Grievances are the raw fuel of revolution. In the case of Egypt, three decades of misrule, oppression, torture, and the stifling of economic and political freedom have left the population with an endless stock of grievances. Except for a small class of Mubarak’s cronies, few people have benefited from his rule, and a society that was once integrated has become divided into an urban poor, and an exurban elite. The demands of the protestors have become unified into one simple message: Mubarak out.
The public sphere is vital for any protest to organize and gather moment. This includes both the conventional public sphere of streets and squares, and the public sphere of information. From the first, revolutionaries have used the latest in information and communication technology. Printing presses during the American Revolution, tape decks in the Iranian Revolution. The CIA smuggled Xerox machines in the Soviet Union to spread samizdat, the individual distribution of banned books and magazines, while the protestors in Tienanmen Square used fax machines to communicate with the world. More recently of the modern ICTs, text messaging helped bring down the Philipino President Jose Estrada, and social media like Twitter and Facebook has been central in the current Egyptian revolution, the Jasmine Revolution in Tunisia, and protests in Iran and the Ukraine.
Conventional counter-protest tactics involve squeezing out the public sphere. Physically, riot police and tanks can occupy strategic areas, with curfews for normal traffic.

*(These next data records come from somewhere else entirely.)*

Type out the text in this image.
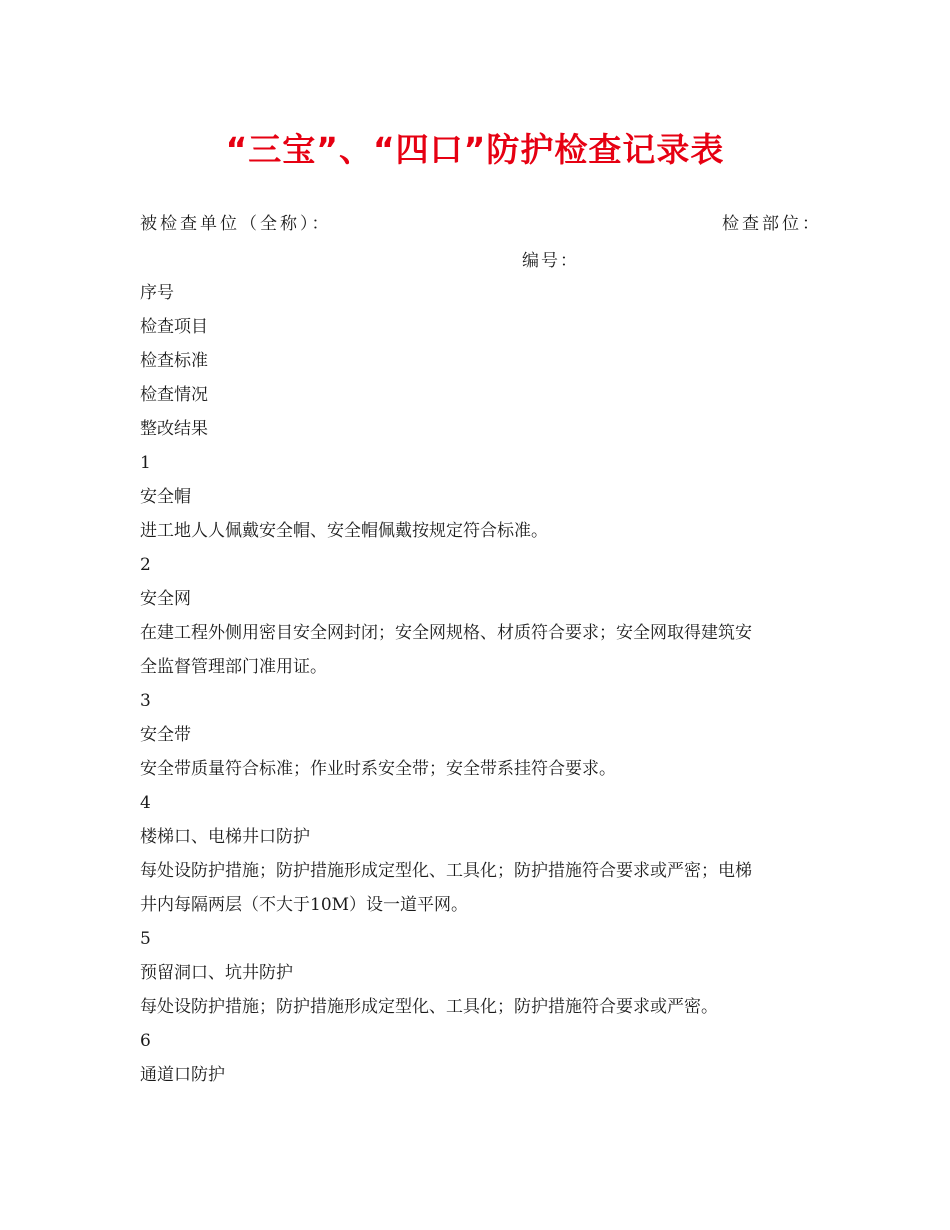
“三宝”、“四口”防护检查记录表
被检查单位（全称）：	检查部位：
编号：
序号
检查项目
检查标准
检查情况
整改结果
1
安全帽
进工地人人佩戴安全帽、安全帽佩戴按规定符合标准。
2
安全网
在建工程外侧用密目安全网封闭；安全网规格、材质符合要求；安全网取得建筑安
全监督管理部门准用证。
3
安全带
安全带质量符合标准；作业时系安全带；安全带系挂符合要求。
4
楼梯口、电梯井口防护
每处设防护措施；防护措施形成定型化、工具化；防护措施符合要求或严密；电梯
井内每隔两层（不大于10M）设一道平网。
5
预留洞口、坑井防护
每处设防护措施；防护措施形成定型化、工具化；防护措施符合要求或严密。
6
通道口防护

In the modern era, totalitarian regimes have attacked cyberspace as well. Egypt shut down the internet entirely for a day, while Iran slowed external access to a crawl during its crisis. And China is notorious both for a totalitarian system of internet traffic monitoring and censoring, and also for shutting down telecoms service during riots in Tibet and Xinjiang. While shutting down the public sphere is effective in stopping protests, it is risky, requiring the use of mass violence which might further inflame the opposition, and if continued for too long, can cause economic damage.
But don’t be confuse the utility of social networking with the necessity for it. As compared to other forms of ICT, social media plays into the third requirement for revolution; emotion. This is the non-quantifiable element which makes people dare to stand against power, to face batons and teargas and bullets in the name of liberty. Emotion is personal, internal, idiosyncratic, and social networking is about broadcasting your feelings, more than any specific information. A robust internet community can transmit and amplify anger and the demand for change. The sparks of rage can spread from city to city with incredibly rapidity. And once enough sparks have landed, and the crowds have gathered, the revolution becomes self sustaining. Optimism is counter by fear, the longstanding fear of the regime, and fear of future chaos and repercussions. In Egypt, the successful revolution in Tunisia provided the impetuous of hope to counter three decades of oppression. Mubarak has tried to instill fear in the population, by agent provocateurs and the threat of military force, but has so far proven unsuccessful. If the heat of the revolutionaries can outlast the resolve of the military, they will win.
The flame of revolution, kindled in Tunisia, is spreading through-out the Middle East. The authoritarian regimes are like a forest which has not burned for years, with piles of dead leaves and trees lying about. What happens next is impossible to predict, but sparks are jumping, governments falling, and a brave new world may be at hand.